Editor’s note: The following is a first-person account describing one participant’s experience in Tempe’s program designed to help residents be prepared for emergency or disaster situations. Information about the program is available by calling (480) 858-7200.

By Clare Kronemeyer

In grade school I dreaded the composition assignment that was always given the first week of school: “What I did this summer.” I knew I did everything all the other kids in the neighborhood did which, back on the East Coast, involved going down the shore and hanging out on the corner, so I never had anything that I thought was worth writing about.

This summer I did something that would have been worth sharing with my classmates, but I have long since passed the fifth grade, and so I am sharing it with you, my neighbors.

In the May community newsletter that comes with our water bill, there was a write-up about a new program, CERT (Community Emergency Response Team) offered by the Tempe Fire Department that would teach you how to help yourself and your community when and if an emergency should arise.

The program consists of seven classes and is held for three hours once a week at the Fire Training Center on University between Rural and McClintock.

I thought about taking the course for at least a week. I am an interior designer so I had a hard time envisioning myself doing the types of activities I assumed would be in the course.

After all, I know absolutely nothing about dressing wounds or putting out small fires with a fire extinguisher so they don’t become bigger ones.

Then I realized that the course is just as much for someone like me as it is for someone who is more knowledgeable and more physically robust than I am. So I put my fear in check and called the fire department to sign up. 

I am very glad I did.

The course covers the basic skills necessary to help yourself, your family and your neighbors survive an emergency. It covers the team organization and the various types of activities necessary to bring order and stability back into our lives after such an event occurs.

We learned how to dress a wound and how to tell which wounds required immediate attention. We also learned the best way to move an injured person and when NOT to move an injured person.

We learned a technique used to enter and exit a building safely when the electrical power has been lost.

Remember, however: This is only a basic training course, so it is not designed to make you any kind of expert. If you are like the first CERT participants, you will come out of the course feeling better prepared, and wanting to know more, wanting to be more prepared. 

So, this is the end of my fifth-grade composition about this summer.
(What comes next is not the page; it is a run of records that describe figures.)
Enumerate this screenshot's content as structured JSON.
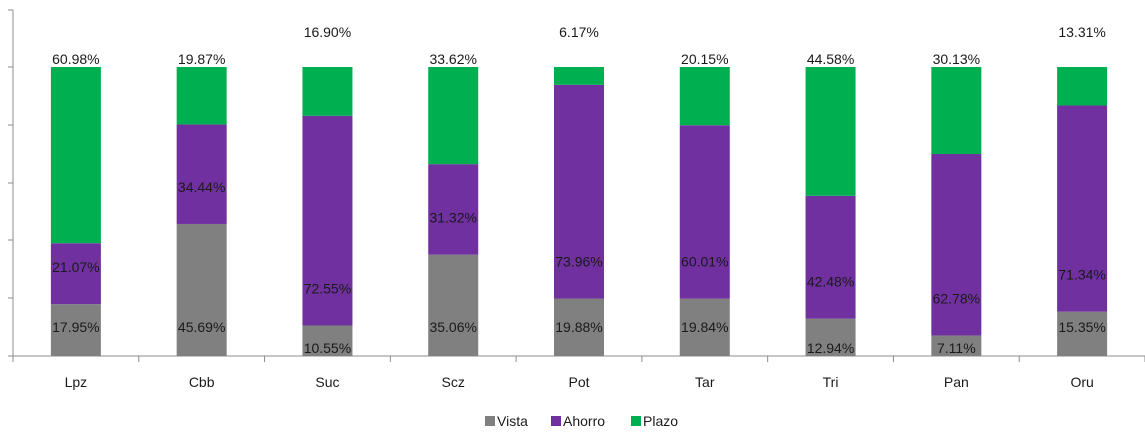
{
  "chart_data": {
    "type": "bar",
    "stacked": true,
    "normalized": true,
    "categories": [
      "Lpz",
      "Cbb",
      "Suc",
      "Scz",
      "Pot",
      "Tar",
      "Tri",
      "Pan",
      "Oru"
    ],
    "series": [
      {
        "name": "Vista",
        "color": "#808080",
        "values": [
          17.95,
          45.69,
          10.55,
          35.06,
          19.88,
          19.84,
          12.94,
          7.11,
          15.35
        ],
        "labels": [
          "17.95%",
          "45.69%",
          "10.55%",
          "35.06%",
          "19.88%",
          "19.84%",
          "12.94%",
          "7.11%",
          "15.35%"
        ]
      },
      {
        "name": "Ahorro",
        "color": "#7030A0",
        "values": [
          21.07,
          34.44,
          72.55,
          31.32,
          73.96,
          60.01,
          42.48,
          62.78,
          71.34
        ],
        "labels": [
          "21.07%",
          "34.44%",
          "72.55%",
          "31.32%",
          "73.96%",
          "60.01%",
          "42.48%",
          "62.78%",
          "71.34%"
        ]
      },
      {
        "name": "Plazo",
        "color": "#00B050",
        "values": [
          60.98,
          19.87,
          16.9,
          33.62,
          6.17,
          20.15,
          44.58,
          30.13,
          13.31
        ],
        "labels": [
          "60.98%",
          "19.87%",
          "16.90%",
          "33.62%",
          "6.17%",
          "20.15%",
          "44.58%",
          "30.13%",
          "13.31%"
        ]
      }
    ],
    "ylim": [
      0,
      100
    ],
    "grid": false,
    "legend": "bottom"
  }
}
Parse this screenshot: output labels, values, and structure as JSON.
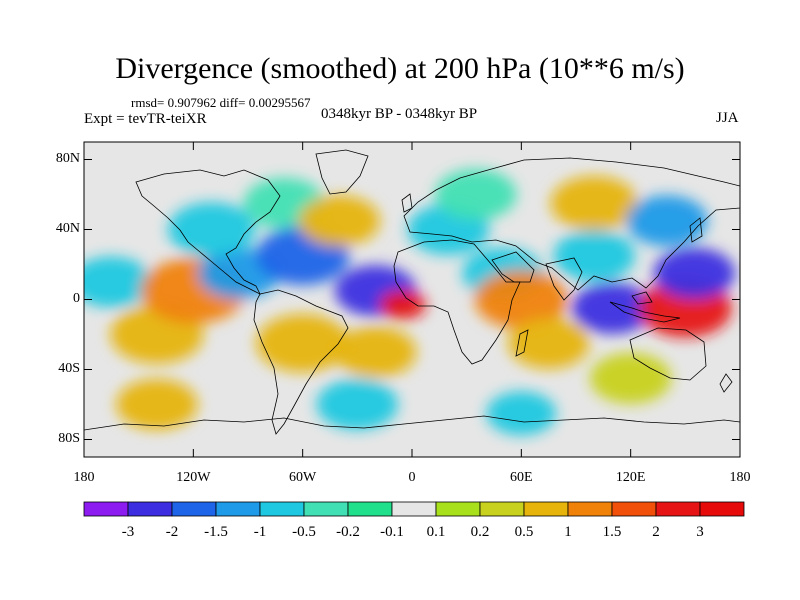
{
  "chart_data": {
    "type": "heatmap",
    "title": "Divergence (smoothed) at 200 hPa (10**6 m/s)",
    "stats_line": "rmsd= 0.907962 diff= 0.00295567",
    "experiment": "Expt = tevTR-teiXR",
    "period": "0348kyr BP - 0348kyr BP",
    "season": "JJA",
    "x_ticks": [
      {
        "lon": -180,
        "label": "180"
      },
      {
        "lon": -120,
        "label": "120W"
      },
      {
        "lon": -60,
        "label": "60W"
      },
      {
        "lon": 0,
        "label": "0"
      },
      {
        "lon": 60,
        "label": "60E"
      },
      {
        "lon": 120,
        "label": "120E"
      },
      {
        "lon": 180,
        "label": "180"
      }
    ],
    "y_ticks": [
      {
        "lat": 80,
        "label": "80N"
      },
      {
        "lat": 40,
        "label": "40N"
      },
      {
        "lat": 0,
        "label": "0"
      },
      {
        "lat": -40,
        "label": "40S"
      },
      {
        "lat": -80,
        "label": "80S"
      }
    ],
    "xlim": [
      -180,
      180
    ],
    "ylim": [
      -90,
      90
    ],
    "colorbar": {
      "labels": [
        "-3",
        "-2",
        "-1.5",
        "-1",
        "-0.5",
        "-0.2",
        "-0.1",
        "0.1",
        "0.2",
        "0.5",
        "1",
        "1.5",
        "2",
        "3"
      ],
      "colors": [
        "#8c1cf0",
        "#3c2ee0",
        "#1e64e8",
        "#1e9ae8",
        "#1ec8e0",
        "#40e0b4",
        "#20e08c",
        "#e6e6e6",
        "#a8e01c",
        "#c8d21e",
        "#e6b40a",
        "#f0820a",
        "#f0500a",
        "#e61414",
        "#e60a0a"
      ]
    },
    "fields": [
      {
        "lon": -165,
        "lat": 10,
        "r": 14,
        "level": 4,
        "label": "W Pacific cyan"
      },
      {
        "lon": -140,
        "lat": -20,
        "r": 16,
        "level": 10,
        "label": "SE Pacific orange"
      },
      {
        "lon": -120,
        "lat": 5,
        "r": 18,
        "level": 11,
        "label": "E Pacific orange"
      },
      {
        "lon": -95,
        "lat": 15,
        "r": 14,
        "level": 3,
        "label": "C America blue"
      },
      {
        "lon": -110,
        "lat": 40,
        "r": 15,
        "level": 4,
        "label": "N America cyan"
      },
      {
        "lon": -70,
        "lat": 55,
        "r": 14,
        "level": 5,
        "label": "Canada cyan"
      },
      {
        "lon": -60,
        "lat": 25,
        "r": 16,
        "level": 2,
        "label": "Atlantic blue"
      },
      {
        "lon": -40,
        "lat": 45,
        "r": 14,
        "level": 10,
        "label": "N Atlantic orange"
      },
      {
        "lon": -60,
        "lat": -25,
        "r": 16,
        "level": 10,
        "label": "S America orange"
      },
      {
        "lon": -20,
        "lat": -30,
        "r": 14,
        "level": 10,
        "label": "S Atlantic orange"
      },
      {
        "lon": -20,
        "lat": 5,
        "r": 14,
        "level": 1,
        "label": "Equatorial Atlantic purple"
      },
      {
        "lon": -5,
        "lat": -3,
        "r": 8,
        "level": 13,
        "label": "Gulf of Guinea red"
      },
      {
        "lon": 20,
        "lat": 40,
        "r": 14,
        "level": 4,
        "label": "Europe cyan"
      },
      {
        "lon": 35,
        "lat": 60,
        "r": 14,
        "level": 5,
        "label": "Russia cyan"
      },
      {
        "lon": 50,
        "lat": 15,
        "r": 14,
        "level": 4,
        "label": "Arabia cyan"
      },
      {
        "lon": 60,
        "lat": 0,
        "r": 16,
        "level": 11,
        "label": "W Indian Ocean orange"
      },
      {
        "lon": 75,
        "lat": -25,
        "r": 14,
        "level": 10,
        "label": "S Indian Ocean orange"
      },
      {
        "lon": 100,
        "lat": 55,
        "r": 15,
        "level": 10,
        "label": "Siberia orange"
      },
      {
        "lon": 100,
        "lat": 25,
        "r": 14,
        "level": 4,
        "label": "Tibet cyan"
      },
      {
        "lon": 110,
        "lat": -5,
        "r": 14,
        "level": 1,
        "label": "Maritime continent purple"
      },
      {
        "lon": 150,
        "lat": -5,
        "r": 16,
        "level": 13,
        "label": "W Pacific red"
      },
      {
        "lon": 155,
        "lat": 15,
        "r": 14,
        "level": 1,
        "label": "NW Pacific purple"
      },
      {
        "lon": 140,
        "lat": 45,
        "r": 14,
        "level": 3,
        "label": "N Pacific blue"
      },
      {
        "lon": 120,
        "lat": -45,
        "r": 14,
        "level": 9,
        "label": "S Ocean yellow"
      },
      {
        "lon": -30,
        "lat": -60,
        "r": 14,
        "level": 4,
        "label": "S Ocean cyan"
      },
      {
        "lon": 60,
        "lat": -65,
        "r": 12,
        "level": 4,
        "label": "Antarctic cyan"
      },
      {
        "lon": -140,
        "lat": -60,
        "r": 14,
        "level": 10,
        "label": "Amundsen orange"
      }
    ]
  }
}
I think the Tempe Fire Department  did an excellent job presenting the material and directing us through the various drills.

I encourage anyone who is concerned that they do not have the skills necessary to survive an emergency to take this course and, of course, to do it beforehand so that you can be more effective if ever needed in an emergency-type situation.

In a big disaster there is always the chance that the first responders (firefighters and police) will not be able to reach your community, so the more we are prepared to help one another, the better off we all are.